Fermentation of saccharified Lantana camara

After 48 h of incubation, optimum bioethanol production was 9.63 g/L. The yeast strain produced small amount of acetic acid and succinic acid as byproducts along with the ethanol. Similar bioethanol production was reported for dilute acid pretreated rice straw (Karimi et al., 2006[16]).
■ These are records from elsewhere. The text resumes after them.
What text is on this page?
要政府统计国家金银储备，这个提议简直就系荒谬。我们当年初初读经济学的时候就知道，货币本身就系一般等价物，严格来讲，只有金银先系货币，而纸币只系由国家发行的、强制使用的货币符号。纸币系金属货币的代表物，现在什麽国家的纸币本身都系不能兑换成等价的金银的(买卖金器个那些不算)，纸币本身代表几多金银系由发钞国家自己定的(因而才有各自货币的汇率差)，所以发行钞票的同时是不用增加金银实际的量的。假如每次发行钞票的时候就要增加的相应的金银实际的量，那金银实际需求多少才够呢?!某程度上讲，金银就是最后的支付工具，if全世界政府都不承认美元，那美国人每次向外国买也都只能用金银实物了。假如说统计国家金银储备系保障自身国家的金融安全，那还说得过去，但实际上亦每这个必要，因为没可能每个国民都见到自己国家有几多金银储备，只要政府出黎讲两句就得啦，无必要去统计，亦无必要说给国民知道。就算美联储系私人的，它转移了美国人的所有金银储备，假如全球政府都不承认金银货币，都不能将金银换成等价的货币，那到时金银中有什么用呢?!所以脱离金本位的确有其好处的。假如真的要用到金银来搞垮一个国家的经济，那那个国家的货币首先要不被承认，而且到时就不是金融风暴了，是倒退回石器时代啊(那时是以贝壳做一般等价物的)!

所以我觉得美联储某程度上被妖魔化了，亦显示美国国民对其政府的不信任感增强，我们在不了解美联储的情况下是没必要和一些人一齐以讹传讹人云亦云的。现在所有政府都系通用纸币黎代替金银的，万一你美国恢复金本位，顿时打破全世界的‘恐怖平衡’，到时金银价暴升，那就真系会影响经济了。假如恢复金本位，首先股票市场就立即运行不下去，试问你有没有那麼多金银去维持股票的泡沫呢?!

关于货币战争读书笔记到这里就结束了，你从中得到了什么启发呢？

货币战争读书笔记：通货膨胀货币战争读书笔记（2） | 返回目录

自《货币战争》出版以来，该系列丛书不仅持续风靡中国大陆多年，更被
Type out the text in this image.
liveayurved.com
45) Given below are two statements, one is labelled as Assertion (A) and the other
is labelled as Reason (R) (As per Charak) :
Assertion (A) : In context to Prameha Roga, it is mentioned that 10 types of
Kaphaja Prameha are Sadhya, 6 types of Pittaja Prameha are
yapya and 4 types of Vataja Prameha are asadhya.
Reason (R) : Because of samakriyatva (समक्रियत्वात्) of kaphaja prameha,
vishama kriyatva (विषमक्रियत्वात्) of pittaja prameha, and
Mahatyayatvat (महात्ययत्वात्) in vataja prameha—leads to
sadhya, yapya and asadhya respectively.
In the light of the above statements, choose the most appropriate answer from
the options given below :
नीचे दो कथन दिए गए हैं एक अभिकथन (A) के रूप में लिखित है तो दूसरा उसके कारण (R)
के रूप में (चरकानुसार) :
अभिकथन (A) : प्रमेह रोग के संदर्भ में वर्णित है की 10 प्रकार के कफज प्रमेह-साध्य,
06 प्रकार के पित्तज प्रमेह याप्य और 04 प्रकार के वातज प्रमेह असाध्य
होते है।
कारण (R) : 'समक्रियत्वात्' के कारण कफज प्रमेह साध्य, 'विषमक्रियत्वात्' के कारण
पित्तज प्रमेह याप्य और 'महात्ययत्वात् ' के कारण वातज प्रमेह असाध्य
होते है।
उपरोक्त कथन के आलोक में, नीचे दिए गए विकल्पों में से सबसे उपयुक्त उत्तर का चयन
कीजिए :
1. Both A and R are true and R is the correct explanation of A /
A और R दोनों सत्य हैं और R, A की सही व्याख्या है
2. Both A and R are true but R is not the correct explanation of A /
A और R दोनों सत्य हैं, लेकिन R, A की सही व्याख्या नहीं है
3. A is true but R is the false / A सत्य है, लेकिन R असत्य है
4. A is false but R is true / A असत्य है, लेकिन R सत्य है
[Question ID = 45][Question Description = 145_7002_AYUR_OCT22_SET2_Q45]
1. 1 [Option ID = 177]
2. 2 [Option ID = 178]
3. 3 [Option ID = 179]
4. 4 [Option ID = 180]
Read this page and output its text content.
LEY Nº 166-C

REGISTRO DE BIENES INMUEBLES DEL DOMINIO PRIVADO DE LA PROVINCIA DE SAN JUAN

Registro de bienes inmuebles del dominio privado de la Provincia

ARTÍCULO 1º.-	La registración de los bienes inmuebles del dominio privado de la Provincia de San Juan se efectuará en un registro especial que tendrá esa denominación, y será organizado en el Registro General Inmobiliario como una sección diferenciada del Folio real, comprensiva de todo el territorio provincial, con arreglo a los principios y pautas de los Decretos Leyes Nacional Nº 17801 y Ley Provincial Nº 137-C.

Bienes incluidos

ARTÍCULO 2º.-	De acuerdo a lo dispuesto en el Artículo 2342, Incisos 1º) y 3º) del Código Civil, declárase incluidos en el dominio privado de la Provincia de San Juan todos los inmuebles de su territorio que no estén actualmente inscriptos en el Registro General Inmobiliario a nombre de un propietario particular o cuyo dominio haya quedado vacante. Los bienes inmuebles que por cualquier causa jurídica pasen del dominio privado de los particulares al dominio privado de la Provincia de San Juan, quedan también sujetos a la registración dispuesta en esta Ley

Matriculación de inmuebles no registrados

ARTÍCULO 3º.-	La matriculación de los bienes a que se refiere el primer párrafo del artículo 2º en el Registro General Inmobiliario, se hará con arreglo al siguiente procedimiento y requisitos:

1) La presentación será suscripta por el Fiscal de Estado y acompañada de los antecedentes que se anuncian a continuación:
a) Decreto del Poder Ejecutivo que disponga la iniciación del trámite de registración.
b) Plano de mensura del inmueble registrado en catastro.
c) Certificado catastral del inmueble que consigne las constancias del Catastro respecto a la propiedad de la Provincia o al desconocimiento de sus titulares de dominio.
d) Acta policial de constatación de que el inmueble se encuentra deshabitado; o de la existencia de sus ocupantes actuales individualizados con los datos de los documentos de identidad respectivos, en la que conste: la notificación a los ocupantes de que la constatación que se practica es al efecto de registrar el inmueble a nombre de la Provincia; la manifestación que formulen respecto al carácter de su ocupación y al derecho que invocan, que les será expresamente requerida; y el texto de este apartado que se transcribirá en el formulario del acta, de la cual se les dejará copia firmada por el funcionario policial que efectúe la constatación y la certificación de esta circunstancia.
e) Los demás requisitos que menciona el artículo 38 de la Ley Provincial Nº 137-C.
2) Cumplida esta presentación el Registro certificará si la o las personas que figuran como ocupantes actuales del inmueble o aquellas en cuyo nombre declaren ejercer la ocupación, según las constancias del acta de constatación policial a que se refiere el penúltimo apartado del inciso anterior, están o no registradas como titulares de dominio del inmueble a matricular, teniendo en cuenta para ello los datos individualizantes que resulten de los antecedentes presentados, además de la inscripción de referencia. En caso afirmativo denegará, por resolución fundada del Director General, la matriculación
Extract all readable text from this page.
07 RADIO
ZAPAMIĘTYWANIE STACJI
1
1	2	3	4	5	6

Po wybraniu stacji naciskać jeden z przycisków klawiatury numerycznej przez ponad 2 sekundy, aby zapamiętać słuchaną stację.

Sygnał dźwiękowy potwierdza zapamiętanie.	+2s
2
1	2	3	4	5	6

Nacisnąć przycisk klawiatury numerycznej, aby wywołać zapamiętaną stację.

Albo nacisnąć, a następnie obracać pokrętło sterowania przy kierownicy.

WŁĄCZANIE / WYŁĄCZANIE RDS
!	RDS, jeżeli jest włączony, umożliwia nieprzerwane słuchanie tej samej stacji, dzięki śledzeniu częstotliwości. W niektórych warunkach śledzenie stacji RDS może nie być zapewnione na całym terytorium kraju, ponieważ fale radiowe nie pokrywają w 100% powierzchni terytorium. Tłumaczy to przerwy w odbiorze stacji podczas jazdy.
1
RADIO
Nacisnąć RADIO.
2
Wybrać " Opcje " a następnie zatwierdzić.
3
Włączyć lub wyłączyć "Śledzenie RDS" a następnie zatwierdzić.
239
Biochemical composition analysis of Lantana camara

Table 4(Tab. 4) summarizes major biochemical components of untreated and pretreated samples of Lantana camara. From the results, it can be predicted that after pretreatment of Lantana camara, cellulose content was increased whereas, hemicellulose and lignin content was decreased significantly as reported by others (Kumar et al., 2009[20][19]; Mussatto et al., 2008[26]). For untreated samples cellulose content was higher but hemicellulose and lignin content was close to the values reported by other author (Vats et al., 1994[36]). The variation might be due to the influence of environmental factors such as temperature, water availability, humidity and soil conditions etc.

Table 4

Changes of main compositions of Lantana camara after enzymatic pretreatement and subsequent saccharification

FTIR spectral profile of untreated and pretreated samples of Lantana camara have been shown in Figure 3(Fig. 3). It can be observed that bands at 3394 cm−1 (O-H stretching in hydroxyl group), 2924 cm−1 (C-H stretching), 1648 cm−1 (conjugated C=O stretch), 1257 cm−1 (C-O stretching or OH deformation) and 1025 cm-1 (structural and non-structural carbohydrate band) (El-Hendawy, 2006[7]; Qi et al., 2009[28]; Simkovic et al., 2008[33]; Yu et al., 2007[42]; Zhao et al., 2008[44]) were decreased after enzymatic pretreatment compared to untreated sample of Lantana camara. These results highlight the efficacy of enzymatic pretreatment for efficient saccharification of Lantana camara.

Figure 3

Fourier transform infrared spectra of untreated and enzyme pretreated Lantana camara

Crystallinity of cellulose is one of the main factors influencing enzymatic hydrolysis (Kumar et al., 2009[20][19]). The texture of untreated and pretreated samples of Lantana camara was investigated by XRD, and has been shown in Figure 4(Fig. 4). The cellulose crystallinity value of untreated sample of Lantana camara was 19.57 % while that of pretreated sample was 25.21 %. For lignocellulosic biomass, crystallinity measures the relative amount of crystalline cellulose in the total solid. The crystallinity of the pretreated sample was increased due to removal of lignin and hemicellulose (both of which are amorphous). This result was consistent with another report (Dwivedi et al., 2010[6]).

Figure 4

X-ray diffraction diagram of untreated and enzyme pretreated Lantana camara

Figure 5 (a) and (b)(Fig. 5) shows SEM images of untreated and pretreated sample of Lantana camara, respectively. The untreated sample revealed ordered and compact structure. After enzymatic pretreatment these ordered structures were destroyed and accessible area for cellulase was increased. This result was due to removal of lignin and hemicellulose (Zhao et al., 2008[44]).

Figure 5

Scanning electron microscopic view of (a) untreated and (b) enzyme pretreated sample of Lantana camara

Conclusion

A maximum enzymatic delignification of 88.79 % was achieved after 8 h of incubation. Maximum reducing sugar yield from enzyme pretreated Lantana camara (83.64 %) was attained after 9 h of incubation at 50 °C. Saccharification of enzyme pretreated sample resulted in higher reducing sugar yield (713.33 mg/g dry substrate) in a very short incubation time not reported so far. The results obtained in the present investigation are indicative of improved conversion efficiency for prospective production of bioethanol. FTIR, XRD and SEM study also revealed the effectiveness of enzymatic pretreatment for efficient saccharification and fermentation of Lantana camara.

Acknowledgement

The authors sincerely acknowledge Petrotech Society, New Delhi for financial support.